Celebrating Black Creators Day 1: David F Walker

[Sometimes ideas hit you mid-day. This was one of them. -Rob]

As much as I can, I always try to make sure that Panel Patter is a site where we cover creators of all kinds, with a special focus on those creators who don't always get the appreciation they deserve. I was thinking a lot about this today, and decided that while I believe strongly that 28 Days is Not Enough, given all that is happening, both in comics and in the wider nature of our country, that I'd sit down and talk a bit about a different black creator that I dig.

This isn't meant as a review or an overview so much as a, "Hey, this creator is really cool!" There's no shortage of black creators that I know about, so if I miss any days, it's because Rob has trouble keeping to a schedule, NOT because there's only 28 African Americans in comics. Hell, if I do this right, my goal is to do this as many years as I can without repeating a single person.

I'd love it if I never ran out.

David F. Walker
So who's first? Well, it's David F. Walker, mostly because I was reading one of his books today (more on that in a moment). David is an extremely talented guy, and one of the best people I've seen on panel programming (hint hint, conventions). I think the first thing I ever read that he was involved in was Army of Dr. Moreau (I reviewed the first issue here) and it's been great to watch him work on much larger projects, such as bringing Shaft to comics. (You HAVE read those, right? If not, go do so now! Don't delay!) I also reviewed the first issue of that series, too. David's also done some work with Marvel on one of my favorite characters, Luke Cage, and also on DC's Cyborg.

David's ear for dialog is simply outstanding. His characters may share some characteristics, like being tough and dealing in worlds where others fear to tread, but they each have their own unique voice, and within each series, the supporting cast also speaks distinctly enough that you feel like you're in that world. He's good with a plot twist, knows how to keep a reader turning the page, and has the flexibility to work with a wide variety of art styles, from the more realistic Bilquis Evely to the stylistic work of Sanford Greene.
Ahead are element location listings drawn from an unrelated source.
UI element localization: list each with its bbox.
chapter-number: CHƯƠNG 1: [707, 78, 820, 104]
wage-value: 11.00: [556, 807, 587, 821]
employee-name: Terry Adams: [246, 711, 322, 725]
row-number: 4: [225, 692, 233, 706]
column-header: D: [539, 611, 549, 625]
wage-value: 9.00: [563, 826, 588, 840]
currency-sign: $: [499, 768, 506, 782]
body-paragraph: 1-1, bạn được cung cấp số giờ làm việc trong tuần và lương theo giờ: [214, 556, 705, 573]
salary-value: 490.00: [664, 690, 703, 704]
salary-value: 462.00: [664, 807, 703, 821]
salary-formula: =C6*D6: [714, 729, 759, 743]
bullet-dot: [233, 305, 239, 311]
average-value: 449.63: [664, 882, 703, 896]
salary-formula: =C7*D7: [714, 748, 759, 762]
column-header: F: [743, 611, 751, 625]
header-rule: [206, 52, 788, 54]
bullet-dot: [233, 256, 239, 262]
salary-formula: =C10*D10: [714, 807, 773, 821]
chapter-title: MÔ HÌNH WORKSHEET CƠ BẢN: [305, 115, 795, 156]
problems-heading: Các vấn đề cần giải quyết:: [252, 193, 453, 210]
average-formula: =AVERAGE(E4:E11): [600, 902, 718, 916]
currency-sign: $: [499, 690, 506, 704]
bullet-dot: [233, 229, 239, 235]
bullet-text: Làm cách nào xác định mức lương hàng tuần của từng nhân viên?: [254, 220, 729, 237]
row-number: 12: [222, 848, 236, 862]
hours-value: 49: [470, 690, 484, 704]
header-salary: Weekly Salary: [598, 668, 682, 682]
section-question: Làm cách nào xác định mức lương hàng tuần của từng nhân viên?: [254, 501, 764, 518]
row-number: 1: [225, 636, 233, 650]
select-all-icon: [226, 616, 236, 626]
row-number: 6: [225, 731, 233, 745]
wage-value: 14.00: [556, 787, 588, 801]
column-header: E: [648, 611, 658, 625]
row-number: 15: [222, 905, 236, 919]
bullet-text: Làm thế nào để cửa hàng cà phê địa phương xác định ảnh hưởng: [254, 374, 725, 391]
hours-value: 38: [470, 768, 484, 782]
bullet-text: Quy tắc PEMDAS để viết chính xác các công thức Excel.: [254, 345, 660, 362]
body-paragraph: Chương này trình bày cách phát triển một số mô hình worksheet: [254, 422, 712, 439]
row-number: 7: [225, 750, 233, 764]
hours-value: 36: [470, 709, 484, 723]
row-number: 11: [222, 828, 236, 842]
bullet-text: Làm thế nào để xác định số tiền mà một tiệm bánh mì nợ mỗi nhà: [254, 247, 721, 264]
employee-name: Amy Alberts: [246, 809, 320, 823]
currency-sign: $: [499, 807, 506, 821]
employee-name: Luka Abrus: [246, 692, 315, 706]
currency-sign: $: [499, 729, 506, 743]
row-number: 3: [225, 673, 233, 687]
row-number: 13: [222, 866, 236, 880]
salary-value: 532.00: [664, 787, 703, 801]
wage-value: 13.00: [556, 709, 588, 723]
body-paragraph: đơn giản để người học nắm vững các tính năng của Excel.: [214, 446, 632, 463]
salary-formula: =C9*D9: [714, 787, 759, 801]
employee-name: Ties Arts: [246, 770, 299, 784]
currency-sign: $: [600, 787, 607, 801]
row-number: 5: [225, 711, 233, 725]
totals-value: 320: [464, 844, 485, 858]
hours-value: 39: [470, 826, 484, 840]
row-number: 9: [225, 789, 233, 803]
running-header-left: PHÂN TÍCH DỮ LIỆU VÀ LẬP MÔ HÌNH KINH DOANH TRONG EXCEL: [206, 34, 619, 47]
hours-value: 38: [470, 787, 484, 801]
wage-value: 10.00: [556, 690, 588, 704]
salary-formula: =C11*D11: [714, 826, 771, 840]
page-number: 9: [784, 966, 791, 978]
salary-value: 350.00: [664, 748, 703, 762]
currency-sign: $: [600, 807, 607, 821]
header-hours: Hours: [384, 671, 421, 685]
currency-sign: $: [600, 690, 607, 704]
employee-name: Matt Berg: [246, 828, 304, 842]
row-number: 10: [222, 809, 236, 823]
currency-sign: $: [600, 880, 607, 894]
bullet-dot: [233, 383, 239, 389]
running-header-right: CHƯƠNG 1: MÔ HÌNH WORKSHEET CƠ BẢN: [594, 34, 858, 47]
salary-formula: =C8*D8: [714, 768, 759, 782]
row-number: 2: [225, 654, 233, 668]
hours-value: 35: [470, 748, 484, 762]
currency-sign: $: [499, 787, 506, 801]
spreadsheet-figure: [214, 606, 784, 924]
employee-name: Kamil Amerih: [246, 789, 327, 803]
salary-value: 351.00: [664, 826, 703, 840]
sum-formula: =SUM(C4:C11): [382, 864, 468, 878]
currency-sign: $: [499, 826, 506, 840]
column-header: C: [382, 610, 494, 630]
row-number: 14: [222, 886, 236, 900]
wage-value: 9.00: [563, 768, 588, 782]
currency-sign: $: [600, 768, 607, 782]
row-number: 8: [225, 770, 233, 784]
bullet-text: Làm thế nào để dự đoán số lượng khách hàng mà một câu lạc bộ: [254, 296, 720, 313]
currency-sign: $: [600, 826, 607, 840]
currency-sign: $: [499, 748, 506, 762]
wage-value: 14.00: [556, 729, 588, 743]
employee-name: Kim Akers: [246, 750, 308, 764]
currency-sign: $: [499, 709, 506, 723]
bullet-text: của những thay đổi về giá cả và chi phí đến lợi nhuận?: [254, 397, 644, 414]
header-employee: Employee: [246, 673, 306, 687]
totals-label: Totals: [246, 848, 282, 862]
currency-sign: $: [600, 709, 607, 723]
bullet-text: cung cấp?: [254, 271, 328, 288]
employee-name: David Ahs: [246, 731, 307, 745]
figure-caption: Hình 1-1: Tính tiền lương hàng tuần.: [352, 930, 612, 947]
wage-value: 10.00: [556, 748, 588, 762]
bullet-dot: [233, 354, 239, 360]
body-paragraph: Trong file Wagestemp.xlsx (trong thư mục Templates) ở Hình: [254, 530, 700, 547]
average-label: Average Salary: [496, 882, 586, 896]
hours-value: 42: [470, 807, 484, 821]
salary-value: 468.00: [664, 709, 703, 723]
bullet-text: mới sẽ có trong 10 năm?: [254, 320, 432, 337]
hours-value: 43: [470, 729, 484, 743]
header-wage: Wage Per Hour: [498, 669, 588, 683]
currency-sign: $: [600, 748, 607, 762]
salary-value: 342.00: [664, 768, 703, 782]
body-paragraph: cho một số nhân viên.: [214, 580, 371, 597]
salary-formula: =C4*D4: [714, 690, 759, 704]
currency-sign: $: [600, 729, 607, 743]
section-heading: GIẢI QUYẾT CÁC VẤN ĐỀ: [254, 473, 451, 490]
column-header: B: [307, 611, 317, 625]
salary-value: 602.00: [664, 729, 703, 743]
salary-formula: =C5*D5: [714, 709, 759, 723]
And speaking of Greene, David and Sanford have a new comic coming up from Image, Bitter Root, that I cannot wait for. Imagine monster hunters that go back generations fighting evil in 1920s Harlem.

Yeah, exactly. I can't wait, either!

Oh, and lest I forget--he's also a prose novelist. I'm finally getting to Super Justice Force, and it's great so far. Easily jumped into the world without giving too much detail, characters with distinctive voices, and some really cool concepts so far. I miss seeing a visual partner, but if you are looking for some superhero prose, I recommend it!

Every time I've spoken with David, he's been a pleasure to talk with, and he spends a lot of time with anyone who comes to his table, whether he knows them well or is just steering them into his comics orbit.

If you haven't read any of David's comics yet, I'd say start with Shaft (if you like crime-related books) or Cyborg (if superheroes are more your speed), and be on the lookout for Bitter Root. It's going to be one of the best books of 2018, I expect. No matter what you choose, you can't go wrong with David. He's quietly one of the best writers in comics right now. Let's make that not-so-quiet, huh?